Saturday, May 29, 2010

The Believers


THE BELIEVERS
Zoe Heller
You remember I told you a few weeks ago that the Impac Award is the richest prize in fiction – €100,000 - and that the shortlisted books are nominated from an international panel of libraries? Well, this week, I visited my local library at the British Club, Bahrain, to search for Impac Award shortlisted books…
And could I find even one of these prestigious short listed books? Well actually yes, I found one – The Believers by Zoe Heller – but from the dearth of ‘Return Date’ stamps on the ticket I can only assume the Brit Club library, Bahrain, was not part of the international Impac selection panel…
The Believers is set in New York. It’s a soap opera style story of the Latvinoff family: dad Joel is a radical lawyer; he’s married to Audrey an Englishwoman; they have two daughters, Rosa and Karla. There is also a foster son, Lenny, who struggles with drug addiction.

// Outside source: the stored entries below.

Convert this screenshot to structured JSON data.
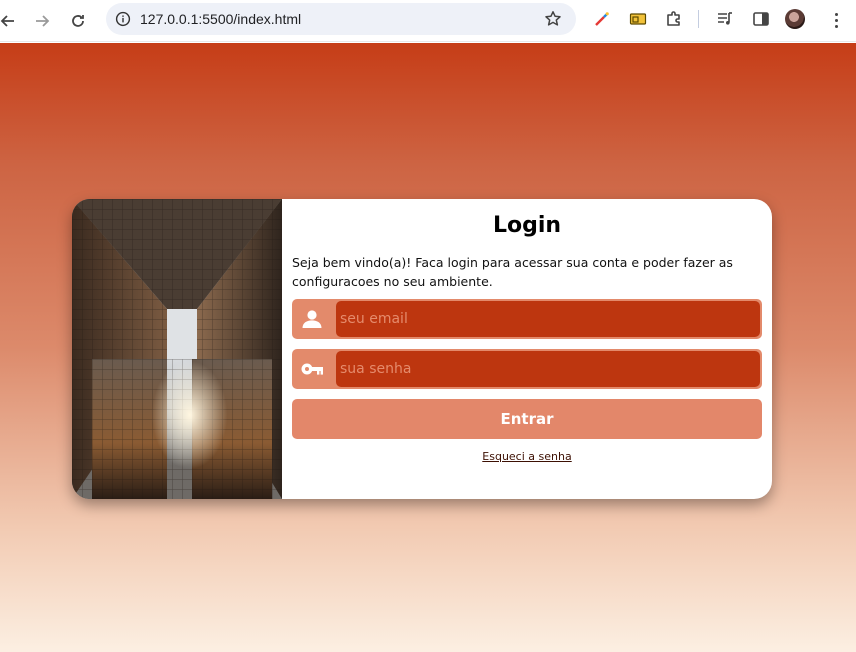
{
  "browser": {
    "url": "127.0.0.1:5500/index.html"
  },
  "login": {
    "title": "Login",
    "welcome_text": "Seja bem vindo(a)! Faca login para acessar sua conta e poder fazer as configuracoes no seu ambiente.",
    "email_placeholder": "seu email",
    "password_placeholder": "sua senha",
    "submit_label": "Entrar",
    "forgot_link": "Esqueci a senha"
  },
  "colors": {
    "page_gradient_top": "#c63d17",
    "page_gradient_bottom": "#fcefe2",
    "field_frame": "#e38a6b",
    "input_fill": "#bd360f",
    "submit_button": "#e3876a",
    "link_color": "#3d1003"
  },
  "icons": {
    "email_field": "user-icon",
    "password_field": "key-icon"
  }
}
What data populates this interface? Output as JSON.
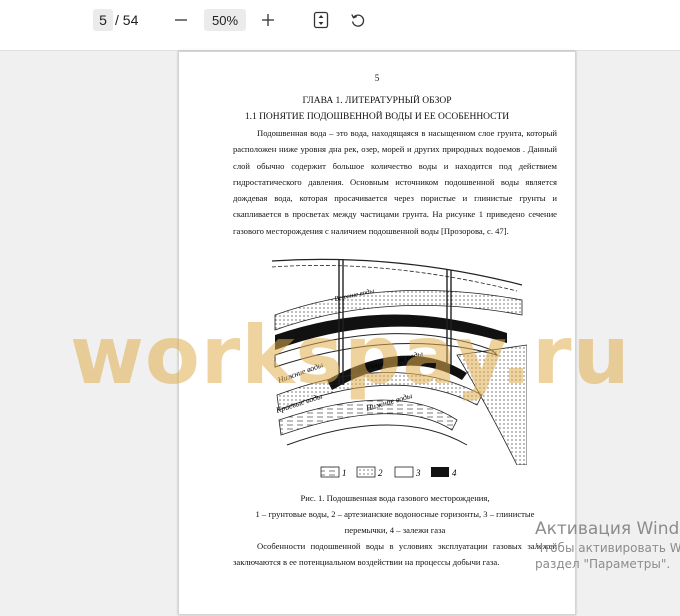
{
  "toolbar": {
    "current_page": "5",
    "total_pages": "/ 54",
    "zoom_out_icon": "minus-icon",
    "zoom_level": "50%",
    "zoom_in_icon": "plus-icon",
    "fit_page_icon": "fit-page-icon",
    "rotate_icon": "rotate-icon"
  },
  "document": {
    "page_number": "5",
    "chapter_title": "ГЛАВА 1. ЛИТЕРАТУРНЫЙ ОБЗОР",
    "section_title": "1.1 ПОНЯТИЕ ПОДОШВЕННОЙ ВОДЫ И ЕЕ ОСОБЕННОСТИ",
    "paragraph1": "Подошвенная вода – это вода, находящаяся в насыщенном слое грунта, который расположен ниже уровня дна рек, озер, морей и других природных водоемов . Данный слой обычно содержит большое количество воды и находится под действием гидростатического давления. Основным источником подошвенной воды является дождевая вода, которая просачивается через пористые и глинистые грунты и скапливается в просветах между частицами грунта. На рисунке 1 приведено сечение газового месторождения с наличием подошвенной воды [Прозорова, с. 47].",
    "figure_labels": {
      "upper": "Подошвенные воды",
      "lower": "Нижние воды",
      "left_bottom": "Краевые воды",
      "left_top": "Нижние воды",
      "top": "Верхние воды"
    },
    "legend": [
      "1",
      "2",
      "3",
      "4"
    ],
    "caption_title": "Рис. 1. Подошвенная вода газового месторождения,",
    "caption_text": "1 – грунтовые воды, 2 – артезианские водоносные горизонты, 3 – глинистые перемычки, 4 – залежи газа",
    "paragraph2": "Особенности подошвенной воды в условиях эксплуатации газовых залежей заключаются в ее потенциальном воздействии на процессы добычи газа."
  },
  "watermark": "workspay.ru",
  "os_notice": {
    "line1": "Активация Windows",
    "line2": "Чтобы активировать Windows, перейдите в",
    "line3": "раздел \"Параметры\"."
  },
  "colors": {
    "toolbar_bg": "#ffffff",
    "viewer_bg": "#f0f0f0",
    "watermark": "#e1af50"
  }
}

As the book opens Joel is preparing for court: he’s defending an Arab- American accused of attending an Al Qaeda training camp in Afghanistan; he’s scouring the papers for a mention; he’s mildly disappointed he has not received any death threats; meanwhile Audrey is preparing his breakfast.
Without doubt it’s Audrey who carries this book – she’s a fascinating character. Plucked from typing pool obscurity by Joel in 1960s London, he married her on a whim, and swept her away from her nondescript life to the big time in the Big Apple. Miss Average Audrey has never been able to really believe her luck that Joel picked her to marry when he could have had anyone; to compensate for the fact she’s utterly out of her intellectual depth with New York’s left wing liberal elite she has become more radical than Joel, more intransigent in her views and more strident with her opinions.
But her self-loathing and insecurity seeps through the pages of the book – daughter Karla’s ambitions to read law like her dad are insidiously undermined with spiteful, hurtful remarks – “I think you might be a bit dyslexic.” Rosa’s efforts to find meaning to her life, she first tries Marxism, then Orthodox Judaism, are dismissed with abrasive insensitivity. (I won’t quote Audrey for fear of offending readers with refined sensibilities - suffice to say she cannot open her mouth but a series of expletives spew out.)
The only person she expresses any degree of affection for is loser foster son Lenny; his problems are so transparently pitiful they make her feel good about herself.
And as for her relationship with Joel: much as she adores him, and even though her life revolves round him, she makes a fastidious point of never being impressed by any of his achievements – ‘deadpan unimpressibility’ is her trademark...
Until Joel suffers a stroke in court and is rendered comatose and inert. Audrey jealously guards his bedside, she will not consider allowing him to die – for forty years she has been the wife of Joel Latvinoff. If he dies, who then will she be?
When shameless brass necked Berenice Mason turns up at Joel’s bedside with proof of a love affair – “he wrote her poems, for God’s sake” - Audrey finally realises that for forty years ‘she had been confusing proximity with intimacy...’
Zoe Heller is an Englishwoman who lives in New York. She is best known for her novel Notes on a Scandal which was shortlisted for the Booker Prize and made into a movie with Cate Blanchett and Judi Dench.
VERDICT: This is a beach read for highbrows – beautifully written, witty, engaging – I devoured it in two afternoons under a parasol by the British Club pool.